[Review] Songbird Symphony – Nintendo Switch

Written by Lewis Petch
  • Developer: Joysteak Studios
  • Publisher: PQube
  • Release Date: 25/07/2019
  • Price: £13.99 / $16.99
  • Review code provided by: PQube

Soaring Its Way Onto the Switch

Songbird Symphony has been in development for a while. During this time, the hype has soared, this game quickly became one of those indie games that people just can’t wait for; that wait is finally over, did the game hit all the right notes?

Songbird Symphony is a 2D platformer and rhythm game developed by Joysteak studios. In this game you play as Birb, despite living in a village of peacocks, Birb belongs to a different species and can’t help but feel that he doesn’t belong; this longing to find his true home begins his adventure to find his parents.

His first step is to visit the wise old owl in the forest, owl agrees to help him, but requires Birb to learn the song of each of the different avian species. After all, the only way to find his parents is through the power of music. Thankfully, Birb has a knack for learning new notes, a skill which is usually very hard to master. The story of Songbird Symphony is a traditional one, much in the vein of ‘the ugly duckling’, it is a story about being unique and different. A story about accepting yourself and others who may or may not be what you expect.

Up… Up… Up Up

The platforming gameplay is about what you would expect of a game like this, it is competent but nothing special. Where the game really shines is in its rhythm gameplay. While it can take some getting used to, there are a variety of different rhythm styles at play in this game, each one is unique, engaging, and has just enough challenge to not feel lacking. Since the goal of this game is to explore and learn different notes, there is a noticeable difficulty increase as you progress. Starting with only up on the d-pad allows for a gentle introduction to the mechanics, but the difficulty quickly spikes when you unlock additional buttons.

Progressing in this game is done by solving various platforming and rhythm puzzles and challenges, the game does a good job of easing you in and not making things feel overwhelming. Boss battles in this game are great, they make use of varied styles of rhythm gameplay and manage to be intense and very enjoyable. The solid gameplay coupled with the charming, emotional story really made me want to keep playing, some nights I played much later than I should have.

A Chirp and a Dance

Songbird Symphony makes use of pretty pixel art throughout. While it is not the most beautiful pixel art i’ve ever seen, it is still of a high quality and fits the tone set by the game well. Some of the environments can be a little repititious and confusing, making it easy to get a little lost, but overall they are of a very high standard.
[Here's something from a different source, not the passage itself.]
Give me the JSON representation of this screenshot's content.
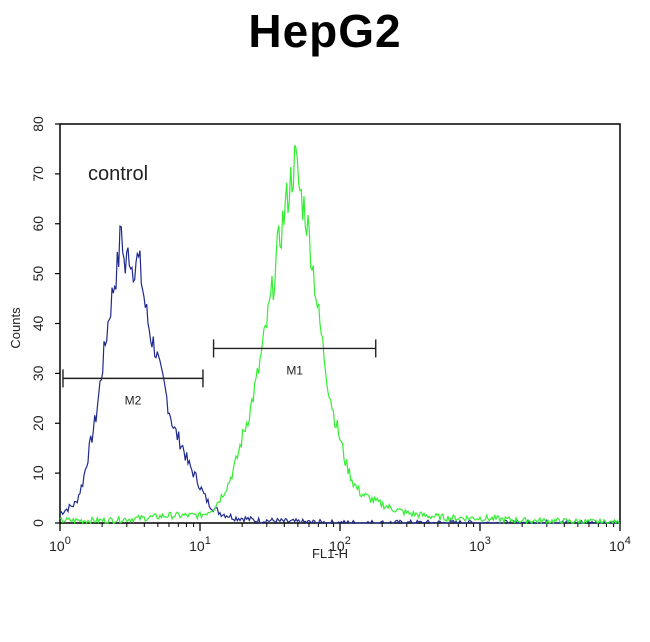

Now onto audio, as a rhythm-platformer, you would expect the game to have good audio, and i’m pleased to report that for the most part it does. The music in the different areas of the forest is simple, but unique; the background music starts with a basic melody, but this can be added to by interacting with the world and solving puzzles – at one point I knocked some apples from a tree, adding a drum beat to the background music as the apples hit the ground. The sound effects are great, they make the controls feel responsive, without being at all intrusive.

The main dialogue of the game is set to a musical melody, this detail really brings everything together for me. It gives the dialogue impact and provides an identity to the world and it’s inhabitants, at times it was done so well that I couldn’t help but sing along in my head.

Birds and Bugs

My time with this game was largely issue free, the only thing I experienced of note was platforms unloading before going off screen at times, nothing game breaking, but it did make the game feel a little unpolished. Other than that, there were no other issues of note. In both docked and handheld the game ran perfectly well.

Does It Fly or Fall from the Nest?

I have to say, I had a great time with Songbird Symphony, the game was charming and enjoyable. Solid platforming and fun rhythm mechanics came together to create a well rounded gameplay experience. The story is emotional and, regardless of being a little generic in its overall concept, does enough new things to really stand as its own thing. Despite a few minor issues, the game is a great fit on the switch and you are sure to enjoy every step of Birb’s adventure.


  • Solid platforming
  • Enjoyable and consistent rhythm mechanics
  • Charming pixel art
  • Fitting sound design
  • Emotional and engaging story


  • Some platforms disappear before going off screen
  • A few environments can be a little repetitive

Songbird Symphony is a wonderful labour of love, and one that almost anybody is sure to enjoy.